The duo’s 202-run partnership for the eighth wicket, scripted a miraculous win for the Aussies and by the end of that feverish night, Mumbaikars were completely besotted with Maxwell. In World Cup history, this was akin to Kapil Dev’s marvellous unbeaten 175 against Zimbabwe during the 1983 World Cup. India back then was struggling at 17 for five when the captain dished out an astounding innings, a knock that inspired the Indians to eventually win the trophy.
Maxwell was physically drained with Mumbai’s lingering heat and humidity sapping his veins. Cramps set in, often he was like a cat on a hot tin roof, twitching and collapsing, and at times lying flat on the ground.
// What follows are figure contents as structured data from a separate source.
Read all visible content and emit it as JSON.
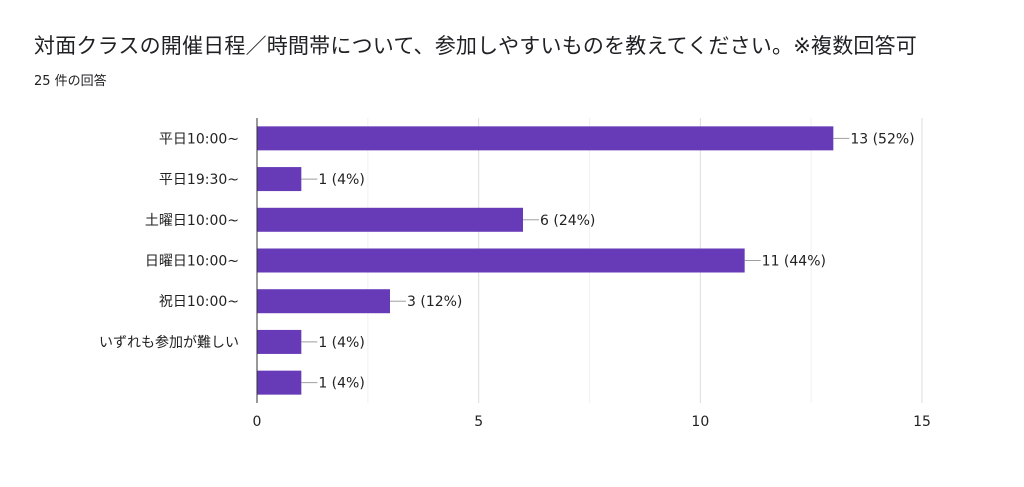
{
  "title": "対面クラスの開催日程／時間帯について、参加しやすいものを教えてください。※複数回答可",
  "subtitle": "25 件の回答",
  "chart_data": {
    "type": "bar",
    "orientation": "horizontal",
    "categories": [
      "平日10:00~",
      "平日19:30~",
      "土曜日10:00~",
      "日曜日10:00~",
      "祝日10:00~",
      "いずれも参加が難しい",
      ""
    ],
    "values": [
      13,
      1,
      6,
      11,
      3,
      1,
      1
    ],
    "value_labels": [
      "13 (52%)",
      "1 (4%)",
      "6 (24%)",
      "11 (44%)",
      "3 (12%)",
      "1 (4%)",
      "1 (4%)"
    ],
    "xlim": [
      0,
      15
    ],
    "xticks": [
      0,
      5,
      10,
      15
    ],
    "grid": true,
    "bar_color": "#673ab7"
  }
}
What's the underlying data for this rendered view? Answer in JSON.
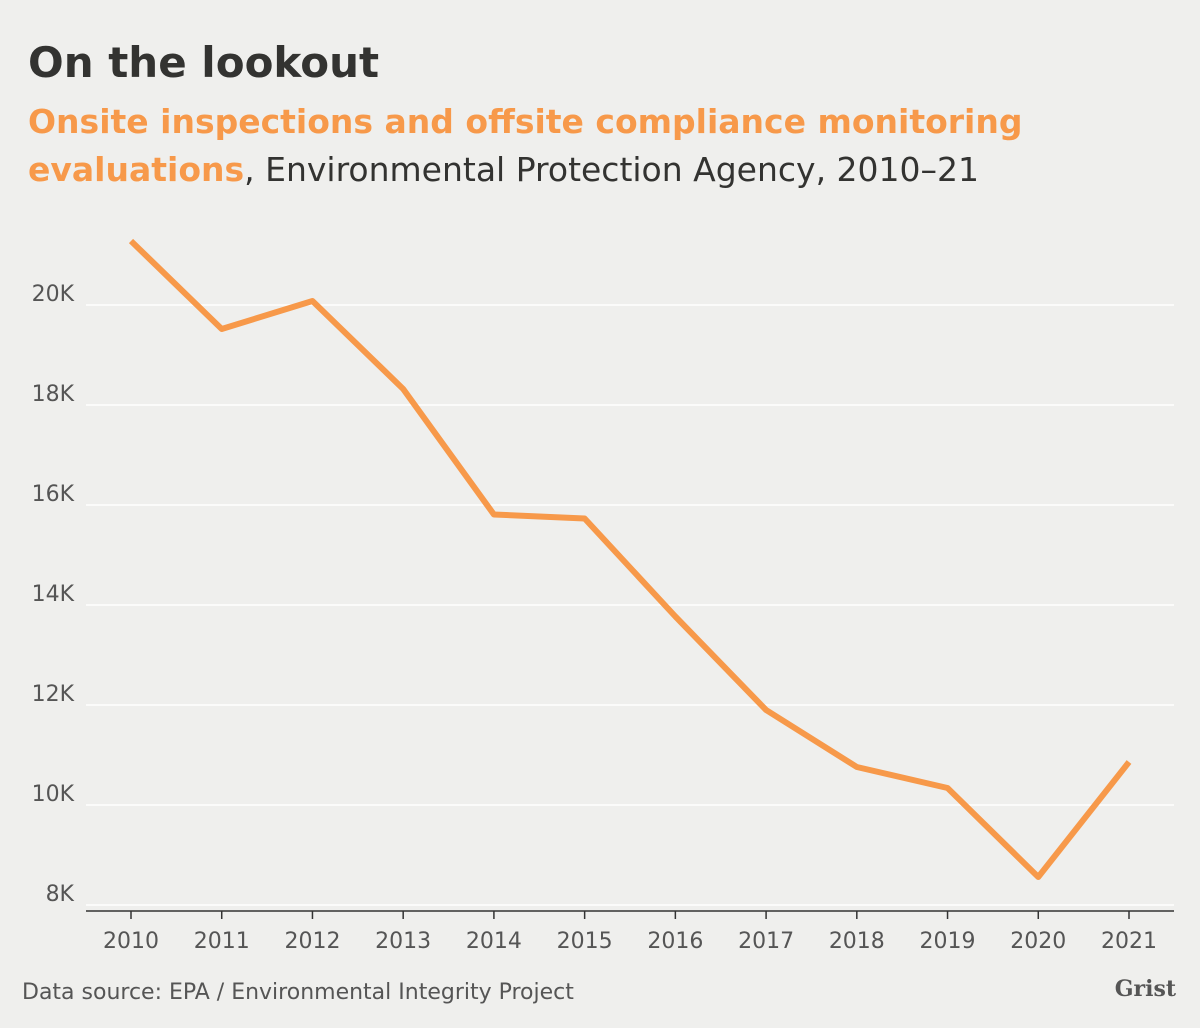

This was similar to what the late Dean Jones did while scoring his 210 against India in the famous tied Test in Chennai during the 1986 tour. With the southern metro’s heat deflating him, Jones threw up, lost control of his bladder, but soldiered on.
There is another thread that binds Maxwell and Jones as the latter was one of the original ODI specialists. Jones was the kind, who would dance down and lash fast bowlers over covers, run hard between the wickets, and field with tigerish zeal. These are attributes that enrich Maxwell; additionally, he bowls off-spin too and is a good all-rounder.
Master of shots
Australia has one of the finest cricketing systems in the world and players emerge as strong blokes, willing to quell raging fires. It is famously said that the Waugh twins — Steve and Mark — were ultra-competitive in backyard cricket while sibling love was nudged to the side. Having grown through such a first-class structure, Maxwell remains a tough cookie.
What distinguishes him is his penchant to create angles where none exist. South African AB de Villiers did this before, India’s Suryakumar Yadav does this now, and Maxwell remains a master. To shuffle across the crease and tip one over the head of the fielder at short fine-leg, or do a reverse-ramp shot and flummox the opposition captain, or to just stand and tee off like a golfer, drilling deep and wide, all these shots emerged like a fusillade from Maxwell’s bat. Later, he spoke about how playing golf helped him fine-tune these strokes. How do you strike past a tree on the course? Obviously innovate and flex your wrists. With his legs in a shambles, Maxwell stood rooted to the crease and just relied on his hand-eye co-ordination to demolish the Afghan bowlers. He may look like a messiah now but he is fragile too. A few years back, he took a ‘mental health’ break, coping with the dark fog that crept into his mind.
It should also be noted that Maxwell never prospered in Tests and has just played seven games. Unlike David Warner, who seamlessly flits between Tests and abridged cricket, Maxwell hasn’t found that switch yet. But with strike rates of 127.06 and 150.97, respectively, in ODIs and T20Is, Maxwell is the reigning deity of shock and awe on the cricketing turf. When he prospers, Australia soars high past bruised rivals.